Enfin, planter un milliard d’arbres nécessitera logiquement un milliard de plants, soit un quasi-triplement de la production actuelle, selon le CSFB. D’autant plus qu’il faudra sélectionner des espèces plus variées et résistantes au changement climatique, peu produites aujourd’hui en France.

En aval, la stratégie est tout aussi risquée. L’objectif de la SNBC de réorienter la récolte de bois vers des produits à vie longue – sciages et panneaux notamment – se heurterait à une demande intérieure trop faible pour ces produits, même dans les scénarios les plus optimistes, rappelle un rapport de l’Institut de l’Economie pour le Climat (I4CE).

Pour ses auteurs, la stratégie gouvernementale « franchit probablement les frontières du réalisme ». Surtout, les capacités de transformation de la filière bois devront changer de dimension et le marché devra s’adapter aux spécificités de la forêt française.

Les feuillus, notamment, y représentent 70% des boisements, mais sont moins rentables que les résineux, majoritaires sur le marché.Bref, si la forêt française dans son ensemble est loin d’être surexploitée aujourd’hui, intensifier son exploitation soulève de nombreuses questions écologiques et économiques.

Mais l’approche intensive du gouvernement n’est pas la seule solution. Un rapport de France Stratégie explique qu’une autre politique, extensive cette fois, permettrait « d’augmenter le stock de carbone dans la forêt en réduisant son exploitation ».

Elle consiste à prélever la ressource de façon moins intense et à laisser davantage les forêts vieillir et mourir naturellement. C’est ce que défendent certaines organisations non gouvernementales (ONG), comme Canopée ou Les Amis de la Terre, qui tablent sur un prélèvement de bois constant par rapport à aujourd’hui, mais mieux réparti.

Cette seconde option serait moins coûteuse sur le plan économique, plus favorable à la biodiversité forestière et présente un bilan carbone un peu meilleur à court et moyen termes.

En revanche, à long terme, faute d’intervention humaine, la mortalité des forêts liée au réchauffement climatique pourrait occasionner un bilan carbone légèrement négatif.

Enfin, une moindre intervention serait plus dommageable pour la filière sylvicole et ses emplois, ainsi que pour l’indépendance énergétique française, car la récolte de bois-énergie serait inférieure.

Entre gestion intensive et extensive, il existe par ailleurs des propositions intermédiaires, comme celle de l’association Solagro, qui mise dans son scenario Afterres2050 sur une augmentation des prélèvements d’environ 20 %, mieux répartis entre les massifs.

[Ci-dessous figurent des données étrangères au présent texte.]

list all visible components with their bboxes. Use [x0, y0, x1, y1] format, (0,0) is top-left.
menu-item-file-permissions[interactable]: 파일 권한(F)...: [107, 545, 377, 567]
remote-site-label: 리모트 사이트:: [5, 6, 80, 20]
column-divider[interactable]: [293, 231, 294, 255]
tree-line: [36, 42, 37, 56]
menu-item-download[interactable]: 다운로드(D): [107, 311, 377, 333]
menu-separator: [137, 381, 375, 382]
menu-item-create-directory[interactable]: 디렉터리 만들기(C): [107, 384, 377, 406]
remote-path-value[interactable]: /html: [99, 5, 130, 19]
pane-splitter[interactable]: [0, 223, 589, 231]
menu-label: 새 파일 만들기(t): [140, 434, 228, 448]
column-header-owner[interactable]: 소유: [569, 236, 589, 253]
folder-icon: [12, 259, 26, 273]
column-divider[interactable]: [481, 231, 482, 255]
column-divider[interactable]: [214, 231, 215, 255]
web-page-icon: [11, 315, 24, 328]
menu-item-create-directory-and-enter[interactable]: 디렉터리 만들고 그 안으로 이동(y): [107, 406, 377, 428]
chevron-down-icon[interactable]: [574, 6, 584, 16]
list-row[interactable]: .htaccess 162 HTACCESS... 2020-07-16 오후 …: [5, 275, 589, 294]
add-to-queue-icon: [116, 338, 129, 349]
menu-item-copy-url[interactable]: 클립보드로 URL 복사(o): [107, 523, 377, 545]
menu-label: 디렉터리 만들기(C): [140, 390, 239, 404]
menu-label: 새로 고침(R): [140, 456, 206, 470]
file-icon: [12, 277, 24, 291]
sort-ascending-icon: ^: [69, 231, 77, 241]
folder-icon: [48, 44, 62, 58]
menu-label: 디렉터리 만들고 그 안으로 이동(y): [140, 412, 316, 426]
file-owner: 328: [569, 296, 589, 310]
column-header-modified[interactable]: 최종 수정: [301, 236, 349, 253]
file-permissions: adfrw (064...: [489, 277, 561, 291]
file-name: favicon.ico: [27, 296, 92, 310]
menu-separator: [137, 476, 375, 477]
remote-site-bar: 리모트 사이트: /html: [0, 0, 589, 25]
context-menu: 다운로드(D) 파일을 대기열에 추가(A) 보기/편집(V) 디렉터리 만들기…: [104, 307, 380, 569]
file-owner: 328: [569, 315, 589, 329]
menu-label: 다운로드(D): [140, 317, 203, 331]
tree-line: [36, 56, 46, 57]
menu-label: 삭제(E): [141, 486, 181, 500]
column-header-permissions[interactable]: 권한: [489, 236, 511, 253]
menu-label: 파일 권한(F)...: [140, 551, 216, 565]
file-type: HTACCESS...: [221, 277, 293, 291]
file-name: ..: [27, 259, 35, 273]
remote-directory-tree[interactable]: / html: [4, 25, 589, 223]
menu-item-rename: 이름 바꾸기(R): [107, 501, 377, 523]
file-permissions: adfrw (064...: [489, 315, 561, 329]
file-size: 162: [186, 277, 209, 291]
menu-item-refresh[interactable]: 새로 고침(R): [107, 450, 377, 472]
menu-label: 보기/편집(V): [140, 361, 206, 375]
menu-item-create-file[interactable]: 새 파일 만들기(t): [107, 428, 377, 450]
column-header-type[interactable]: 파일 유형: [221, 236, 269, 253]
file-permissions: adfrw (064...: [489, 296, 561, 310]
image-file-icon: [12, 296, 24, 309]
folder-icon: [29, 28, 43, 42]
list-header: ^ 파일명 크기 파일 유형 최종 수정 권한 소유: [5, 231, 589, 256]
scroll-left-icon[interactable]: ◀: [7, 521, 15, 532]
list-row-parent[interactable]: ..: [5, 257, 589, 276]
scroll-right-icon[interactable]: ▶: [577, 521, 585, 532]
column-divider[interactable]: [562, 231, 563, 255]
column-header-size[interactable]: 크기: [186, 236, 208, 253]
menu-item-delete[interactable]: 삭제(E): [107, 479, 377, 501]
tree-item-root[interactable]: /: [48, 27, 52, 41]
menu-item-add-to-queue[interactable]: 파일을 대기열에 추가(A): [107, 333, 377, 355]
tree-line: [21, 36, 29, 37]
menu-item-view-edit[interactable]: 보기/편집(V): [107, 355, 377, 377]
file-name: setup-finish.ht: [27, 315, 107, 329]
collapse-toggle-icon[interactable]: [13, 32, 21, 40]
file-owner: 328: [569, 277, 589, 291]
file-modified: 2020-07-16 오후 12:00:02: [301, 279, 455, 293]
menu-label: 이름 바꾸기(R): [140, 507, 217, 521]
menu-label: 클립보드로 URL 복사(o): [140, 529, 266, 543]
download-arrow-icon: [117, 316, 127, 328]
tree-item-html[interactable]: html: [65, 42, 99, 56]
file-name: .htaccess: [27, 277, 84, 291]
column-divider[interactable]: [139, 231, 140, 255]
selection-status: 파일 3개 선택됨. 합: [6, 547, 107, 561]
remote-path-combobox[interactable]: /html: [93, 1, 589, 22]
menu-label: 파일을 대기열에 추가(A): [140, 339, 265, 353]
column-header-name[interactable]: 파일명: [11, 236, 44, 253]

Cette hausse de la récolte permettrait, selon l’ONG, de financer l’adaptation des forêts au réchauffement climatique. Ce serait en revanche la filière bois-énergie qui en bénéficierait majoritairement en aval.

L’organisation anticipe en effet, d’une part, une progression modérée de la demande de produits durables en bois, et, d’autre part, une forte augmentation de la mortalité des forêts, qui viendrait alimenter cette filière bois-énergie.

Surtout, celle-ci se développerait non en raison du chauffage au bois, mais de la pyrogazéification, qui consiste à brûler du bois pour le transformer en biogaz. Solagro mise sur la maturité de cette technique pour remplacer une partie du gaz fossile.

Au-delà de ce débat crucial sur la gestion des forêts et sur les débouchés du bois à privilégier, les experts s’accordent pour prôner un traitement différencié des massifs forestiers de manière à préserver les plus riches en biodiversité et à exploiter en priorité ceux promis à une mort rapide.

Économiquement comme écologiquement, les forêts et leur bois sont si polyvalents qu’arbitrer entre leurs usages est complexe. Bien placer le curseur entre gestion intensive et extensive nécessite de clarifier les priorités politiques, et de jongler avec beaucoup d’incertitudes.